People go hill walking to achieve something very distinctive. The goal is to step out of culture space and discover what defines us in nature, where we are a part of, and in tune with, the earth and the sky, and all the animals. It might sound like I’m about to get spiritual, purge that from your mind, the spiritual is just another product to sell you, one born of culture, it is the products of man and minds. What we are talking about here is the things we do not build.
Culture is that which is built by us, it is a product or a set of social conditions. It is our traditions and our language, it is our rules and norms, it is language, housing, politics, religion etc. Nature is that which exists without our interaction, it is the trees and the hills and the oceans and other life on this planet. It is nature and space and time, it is what we are not responsible for. Of course there is the argument that these things invade each other by our interactions with them, that all become cultural as we intervene to manage, that the national park has the flora and fauna that we designate to it. None of that is the argument for this piece, I’m talking about when you at least attempt to step out of one to feel the effect of the other.
Going into the mountains is an attempt at stepping out of culture, the effort is to feel connected, to feel smaller than the great scheme of things and to enjoy a detachment not easily obtained in modernity. Sartre put this in terms of facing up to responsibility by realising it, being both in terms of being outside of the culture that creates our illusions of what is real, and the realisation that we are not the centre of anything significant. If I go up Snowdon (Wales) I cannot gain these feelings because it has become a cultural endeavour, since it is always filled with groups of arseholes in stylish walk-wear, sporting earbuds, trying to get the best selfie at the top. I feel these folks have missed the point somewhat, and in doing so they ruin the experience for anyone who wants to walk this mountain for the real purpose of doing so.

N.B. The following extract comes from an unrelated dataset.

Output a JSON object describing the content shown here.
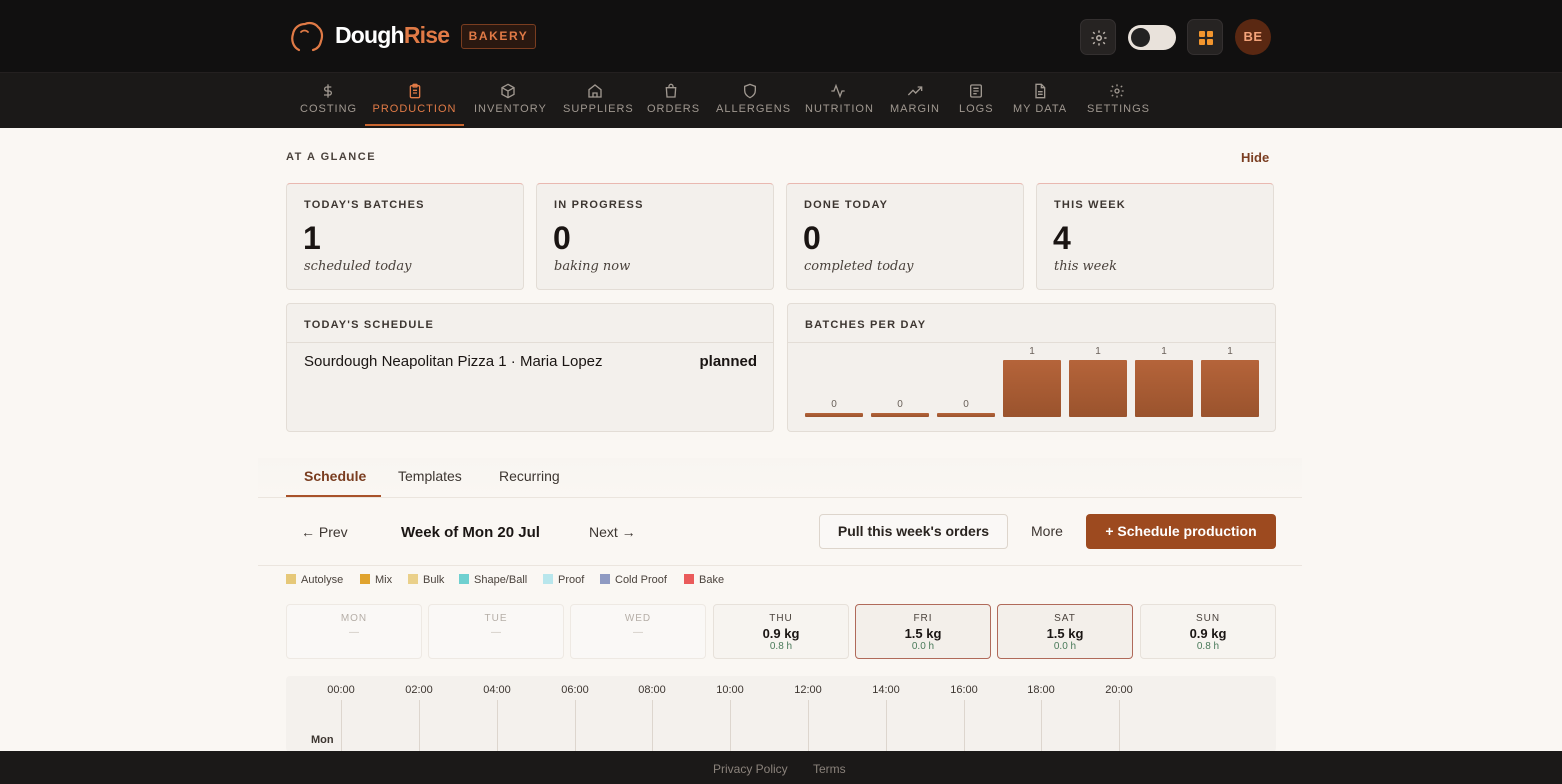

Jamie Oliver cooks a dish on TV, he says it is Jewish food. Jamie Oliver is not a Jewish man, each the ingredients of the food appear in other types of food, they are supermarket bought, and non Jews use them all the time in other dishes. What I wondered was what makes this a dish so that can be ascribed to a cultural entity (Judaism is an ideology, therefore built by people, therefore cultural)? What is it about these ingredients, arranged in this way, that makes the dish Jewish? Is it that he learned this dish from someone that is Jewish, is it that it is only eaten by people who are Jewish? I fear this is nonsense, and a better description would have been to include the word “traditionally” before the word “Jewish” in the introduction, maybe I missed that.
We do this with Italian food too I suppose, and Chinese, and Indian. Yet in those cases we are talking about original regional availability of grown or nurtured produce dictating the innovation of the offerings as being the cultural factor of uniqueness concerning the meals produced. I can make Italian food, that does not make me Italian, yet the food is Italian because I accept that it was in it’s original nature first produced by Italians. How can we explain why this is not the same error? I would say that the calling of a food stuff “Jewish”, rather than “Traditionally Jewish”, is an error because the Jews of history are not a people from a defined place that is different distinctly or uniquely to them from any other descendants of that same region. Would not these foods be better described by a region rather than a religion, unless they have a ceremonial purpose?
On that point we could say that Halal is a unique type of food because it requires a unique treatment of the animal so as to produce a differing result either in what is measurable or perceived, this is a cultural rather than regional thing, but intervention defines it in reality rather than just merely in rhetoric. I am not saying that I agree with what I think to be the practice of an unnecessary cruelty, but if the meat is different because of that cruelty then it holds a uniqueness that can be said to be defined correctly by the term Halal, just like the distinction between poached and fried this is not an error. I would position holy water as suffering the same mistake of definition as Jewish food, in that speaking words in Latin and waving your hands toward water does not change the nature of that water in any measurable way.
It’s possible I’m just nit picking with the food stuff in this post, but that’s what I do. I take something that is shaky and I try to push it over, today I’m writing about culture and trying to define what it is and what it is not. The walking stuff I am dead serious about though, it matters that those folks on Snowdon are missing something vitally important that means no serious walker would do that mountain more than once, there’s no tranquillity to be gained. The less people we, Em and I, see on a walk, the better we enjoy it, and the less we say while we are walking the better we tune in to where we are and the more good it does us.
People often find their value in the busyness that is their life, by going to work or being useful, but this may not be what lets you know you. It just may be a part of the structural, cultural part of a life where meaning is drawn from some attainment. There is no achievement in walking up a hill, not in the same sense as something you get a prize, praise, a wage, or a reward for., because it is a task you didn’t need to perform. It’s not about bragging to other walkers or joining a club, it’s not about brands of clothing or boots, it is about just doing it because it is its own reward.